Missionárias Combonianas
Provincia Moçambique-Africa do Sul (MOSA)

Mulher

 

AS NOVAS IGNOMÍNIAS DO SÉCULO XXI

 

A mulher na África é uma «fonte de água viva», nela se depositam tesouros, fantasias, magia, mistérios, sentimentos, deuses e antideuses. Ela é a portadora de lendas, ritos, tradições, costumes, conceitos e preconceitos, ilusões e abluções. Não vive para si mesma, porque é consciente de que as suas satisfações, conquistas, dores e desgraças têm uma finalidade maior: o futuro, o seu nihimo (família), a sua comunidade, o seu clã, o seu povo; por isso lamenta e protesta contra aquilo que a humilha e a denigra.

Ela é semente de ternura, de sensualidade, de optimismo, de fé, de amor à prole e à História. A sua tarefa é fazer crescer e fortalecer a sua comunidade como mãe, esposa, e guia espiritual.

Até hoje, a maior parte das mulheres e mães africanas transmitiram aquilo que lhes foi ministrado nos ritos de iniciação e formação cultural. Com isto têm feito proezas e sobrevivido a tantas mortes. Hoje ela levanta-se, reclama e defende os seus direitos. Não pode permitir que a sua dignidade e os seus sentimentos sejam esmagados. A simples insinuação de estabelecer leis que atentem contra a natureza da mulher merece que a nação e o mundo levantem a sua voz de protesto ante a ignomínia que se quer cometer. Decretos ou leis que pretendem a destruição da condição humana e divina da mãe, irmã, esposa ou filha não se justificam em pleno século XXI.

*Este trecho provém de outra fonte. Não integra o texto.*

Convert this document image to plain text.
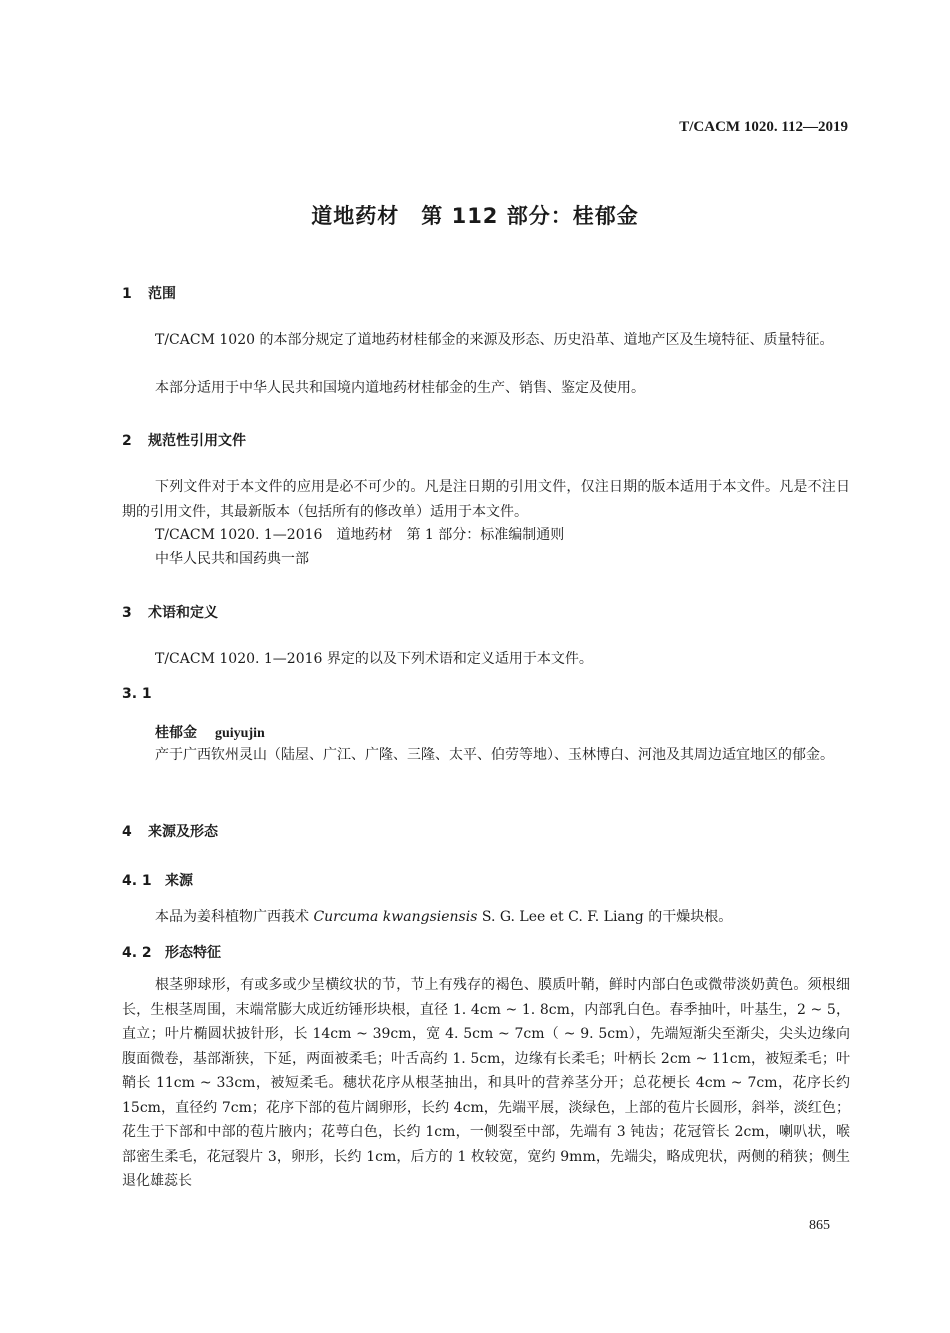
T/CACM 1020. 112—2019
道地药材　第 112 部分：桂郁金
1 范围
T/CACM 1020 的本部分规定了道地药材桂郁金的来源及形态、历史沿革、道地产区及生境特征、质量特征。
本部分适用于中华人民共和国境内道地药材桂郁金的生产、销售、鉴定及使用。
2 规范性引用文件
下列文件对于本文件的应用是必不可少的。凡是注日期的引用文件，仅注日期的版本适用于本文件。凡是不注日期的引用文件，其最新版本（包括所有的修改单）适用于本文件。
T/CACM 1020. 1—2016　道地药材　第 1 部分：标准编制通则
中华人民共和国药典一部
3 术语和定义
T/CACM 1020. 1—2016 界定的以及下列术语和定义适用于本文件。
3. 1
桂郁金 guiyujin
产于广西钦州灵山（陆屋、广江、广隆、三隆、太平、伯劳等地）、玉林博白、河池及其周边适宜地区的郁金。
4 来源及形态
4. 1 来源
本品为姜科植物广西莪术 Curcuma kwangsiensis S. G. Lee et C. F. Liang 的干燥块根。
4. 2 形态特征
根茎卵球形，有或多或少呈横纹状的节，节上有残存的褐色、膜质叶鞘，鲜时内部白色或微带淡奶黄色。须根细长，生根茎周围，末端常膨大成近纺锤形块根，直径 1. 4cm ~ 1. 8cm，内部乳白色。春季抽叶，叶基生，2 ~ 5，直立；叶片椭圆状披针形，长 14cm ~ 39cm，宽 4. 5cm ~ 7cm（ ~ 9. 5cm），先端短渐尖至渐尖，尖头边缘向腹面微卷，基部渐狭，下延，两面被柔毛；叶舌高约 1. 5cm，边缘有长柔毛；叶柄长 2cm ~ 11cm，被短柔毛；叶鞘长 11cm ~ 33cm，被短柔毛。穗状花序从根茎抽出，和具叶的营养茎分开；总花梗长 4cm ~ 7cm，花序长约 15cm，直径约 7cm；花序下部的苞片阔卵形，长约 4cm，先端平展，淡绿色，上部的苞片长圆形，斜举，淡红色；花生于下部和中部的苞片腋内；花萼白色，长约 1cm，一侧裂至中部，先端有 3 钝齿；花冠管长 2cm，喇叭状，喉部密生柔毛，花冠裂片 3，卵形，长约 1cm，后方的 1 枚较宽，宽约 9mm，先端尖，略成兜状，两侧的稍狭；侧生退化雄蕊长
865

O alerta foi dado por mulheres conscientes e organizadas, defensoras dos direitos humanos, que exortaram os parlamentares a reverem a proposta de lei do Novo Código Penal moçambicano, por entenderem que vários artigos deste código violam os direitos humanos. A convocatória destas mulheres à marcha do 20 de Março passado foi um passo louvável, mostra que a identidade da mulher africana não tem desaparecido em Moçambique, ela está ali e procura afiançar-se ainda mais, para insistir e apelar para a consciência daqueles que governam para preservar o respeito à dignidade de quem deu e dará a vida ao mundo. É preciso reconhecer que sem a participação activa e consciente da mulher moçambicana todo o caminho feito a favor da família, da comunidade e da sociedade não existiria.

Além disso, como se podem propor leis que afectam a dignidade, os sentimentos e a vida das mães da nação, para «salvaguardar» comportamentos perversos e doentios? Se a mulher é o eixo da família, esta deveria ser alvo de todo o cuidado, de toda a segurança, de todo o apoio necessários para manter uma vida saudável, segura e sem violência de qualquer tipo.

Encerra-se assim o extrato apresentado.